Será que para mudar toda essa estrutura bastaria um grande processo de moralização da política? Punir os culpados pela corrupção é suficiente? Teríamos então que condenar toda a classe de políticos? Punir @s culpad@s não será suficiente para resolver o principal problema : a falta de participação popular direta nas decisões que dizem respeito a tod@s nós. A política foi retirada da vida cotidiana e tornou-se uma profissão exercida por pouc@s, que decidem por tod@s. Não é por acaso que a principal prática da política brasileira é o fisiologismo, ou seja, viver em função de cargos nas instituições do poder.
E onde estão os movimentos sociais nessa história? Os maiores deles, MST, CUT e UNE são historicamente ligados ao PT e vem desde o inicio apoiando o seu governo. Diante da crise, preferiram apostar na idéia de que tudo na verdade se trata de um golpe da direita para tirar a esquerda do poder. Esses movimentos são incapazes de se desatrelar deste governo que não vem atendendo as demandas populares, atingindo-os diretamente com a lentidão da reforma agrária, com a perca da autonomia sindical posta pela proposta de reforma sindical e a privatização da universidade pelo projeto da reforma universitária.
O governo, que para esses movimentos está “em disputa” com as elites, mostrou ter escolhido seu lado ao defender a política econômica neoliberal ditada pela cartilha do Fundo Monetário Internacional e pelas grandes nações capitalistas. Algo que vem sendo feito desde o governo Collor e que em nome da “governabilidade” continuará sendo feito por tod@s que queiram chegar ao poder. Não é a toa que Lula vem sendo defendido até mesmo pelas elites, já que para elas a política econômica vai bem. O crescimento da economia sem que aja a distribuição da renda, não solucionará os problemas do país. O povo continuará na pobreza enquanto os ricos continuarão acumulando riquezas cada vez mais.

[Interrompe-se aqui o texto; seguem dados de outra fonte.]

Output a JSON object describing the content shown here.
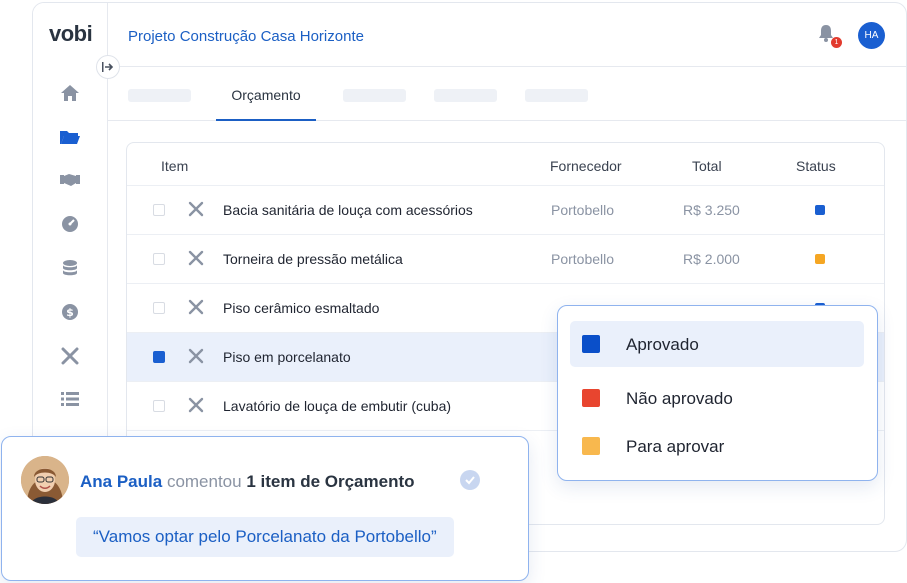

Essa crise deve nos levar a refletir sobre nosso papel na história do Brasil. Continuaremos sempre mer@s espectador@s passiv@s desta farsa das elites ou assumiremos nosso papel como protagonistas de nossa história? Caso não queiramos ser reféns da ditadura do capital, representado pelas elites agrárias, pelo grande empresariado nacional, pelas corporações transnacionais e pelo imperialismo capitalista, temos que construir uma verdadeira democracia, pautada pela participação direta de todas as pessoas oprimidas, construindo organizações populares nos bairros, nas escolas e no trabalho para que possamos tomar o que é nosso: nossas riquezas, nossos direitos e nossa autonomia de guiar nossas vidas da forma que acharmos melhor.